Facebook aims to avoid Zynga woes
Equities
Underwriters aim for scarcity with US$5bn IPO filing, but many big investors may already be full
With a breathtaking 845m users a month and an arguably unprecedented level of hype, many are already touting Facebook’s forthcoming US$5bn–$10bn offering as a sure-fire winner.
But structural changes in the IPO market may mean a higher degree of difficulty than widely thought for the Morgan Stanley-led underwriting syndicate behind the ubiquitous social networking site’s new issue.
As with social gaming company Zynga’s disappointing US$1bn IPO in December, one issue that could test the syndicate is the extent to which large and influential institutional investors already have significant exposure to Facebook, as a result of earlier private funding rounds and reflecting the pre-IPO stock trading that has become a more active feature of the market in recent times.
If key institutions already have big holdings of Facebook stock prior to the offering, the bookbuilding could encounter less demand and weaker pricing tension. That could leave more stock to fall into the hands of fickle short-term traders, reducing the chances of Facebook achieving a mooted US$100bn valuation and weighing on its aftermarket performance.
A lack of follow-through buying by long-only funds was one factor in Zynga’s slump below issue price on its debut – a situation that Facebook’s underwriters (Morgan Stanley also led Zynga’s IPO) will be eager to avoid.
Private trades
Banking sources say more of Facebook’s stock is held in the hands of institutional investors than is evident from the S-1 registration document filed with the SEC last week.
The S-1 lists T Rowe Price as a holder of 6.03m Class A shares and 12.16m Class B shares, but apart from holdings controlled by Goldman Sachs as part of its special private placement last year, it is the only institutional investor listed (Fidelity is another known institutional shareholder).
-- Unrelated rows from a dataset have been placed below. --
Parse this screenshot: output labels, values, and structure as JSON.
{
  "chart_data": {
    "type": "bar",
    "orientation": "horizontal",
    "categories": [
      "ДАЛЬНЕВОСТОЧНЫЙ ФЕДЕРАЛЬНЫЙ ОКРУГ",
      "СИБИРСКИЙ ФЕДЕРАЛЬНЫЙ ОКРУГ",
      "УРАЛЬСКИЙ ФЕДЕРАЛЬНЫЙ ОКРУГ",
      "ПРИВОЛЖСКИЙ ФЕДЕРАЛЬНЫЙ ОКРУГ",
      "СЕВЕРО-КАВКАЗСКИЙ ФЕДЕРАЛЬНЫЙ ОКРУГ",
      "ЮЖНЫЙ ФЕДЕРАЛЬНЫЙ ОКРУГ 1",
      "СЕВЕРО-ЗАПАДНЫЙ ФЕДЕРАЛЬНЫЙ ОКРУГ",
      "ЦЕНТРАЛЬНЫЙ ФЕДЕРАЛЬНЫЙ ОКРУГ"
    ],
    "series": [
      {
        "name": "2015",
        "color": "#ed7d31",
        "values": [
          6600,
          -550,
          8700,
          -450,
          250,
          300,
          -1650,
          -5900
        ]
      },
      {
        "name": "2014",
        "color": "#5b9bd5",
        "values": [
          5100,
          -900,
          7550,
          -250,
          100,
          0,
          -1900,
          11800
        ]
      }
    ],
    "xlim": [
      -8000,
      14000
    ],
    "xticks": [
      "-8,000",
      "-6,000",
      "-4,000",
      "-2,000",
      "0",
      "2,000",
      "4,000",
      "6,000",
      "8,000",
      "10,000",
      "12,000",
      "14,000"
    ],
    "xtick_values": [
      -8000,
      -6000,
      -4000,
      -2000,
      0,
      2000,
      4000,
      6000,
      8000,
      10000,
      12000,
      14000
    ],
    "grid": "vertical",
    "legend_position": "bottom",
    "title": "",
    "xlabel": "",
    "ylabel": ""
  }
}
Despite complications and high transaction costs associated with buying private company stock, more Facebook stock is available than is suggested by trading statistics for private company stock exchanges such as SharesPost and SecondMarket, bankers say. For example, a prominent New York-based fixed income manager recently sought buyers for a US$1bn block of Facebook stock, according to one banking firm asked to bid on the block.
Several US$100m-plus blocks have also been discreetly touted around Wall Street, which is doing a growing and increasingly active trade on behalf of clients in private company stock.
If key institutions already have big holdings of Facebook stock prior to the offering, the bookbuilding could encounter less demand and weaker pricing tension
One way in which underwriters may seek to deal with the issue is to limit the size of the offering, to create more scarcity. This may be one reason why Facebook has opted initially to register for a conservative US$5bn offering, instead of filing for the US$10bn sizing that had been widely expected. If Facebook is ultimately valued at US$80bn–$90bn at the IPO, US$5bn would represent a free-float of only 5%–6%, whereas Zynga sold closer to 15% of its stock in its offering.
Crucial quarter
Still, some analysts argue that comparisons between the Zynga and Facebook IPOs are unfair, despite their overlapping interests (Zynga relies on Facebook for most of its revenue, while Facebook gets 12% of its revenue from Zynga).
Greencrest Capital analyst AB Mendez said Zynga had suffered from reporting a flat quarter just prior to the IPO. Facebook’s 2011 revenues of US$3.71bn as reported in the S-1 were slightly weaker than some expected, but it might be able to deliver a strong first-quarter performance to stir further investor excitement ahead of pricing the IPO.
University of Notre Dame finance professor Tim Loughran said he expected Facebook to get a “full” valuation, noting that the company’s high user base had removed much of the uncertainty usually faced by internet companies. But, he said, having Morgan Stanley as lead underwriter could be a negative factor. “It does not appear that some of the deals they have done have set the market on fire,” he said.
Facebook is using some of the proceeds from the offering to pay expected tax on employees’ restricted stock units, while co-founder Mark Zuckerberg is offloading some of his shares solely to pay a tax bill resulting from an upcoming options exercise.
“They are going to have a big tax bill for the employees six months down the road. Ideally they would do an equity deal closer to the time, but they are making sure they have flexibility,” said one banker close to the deal.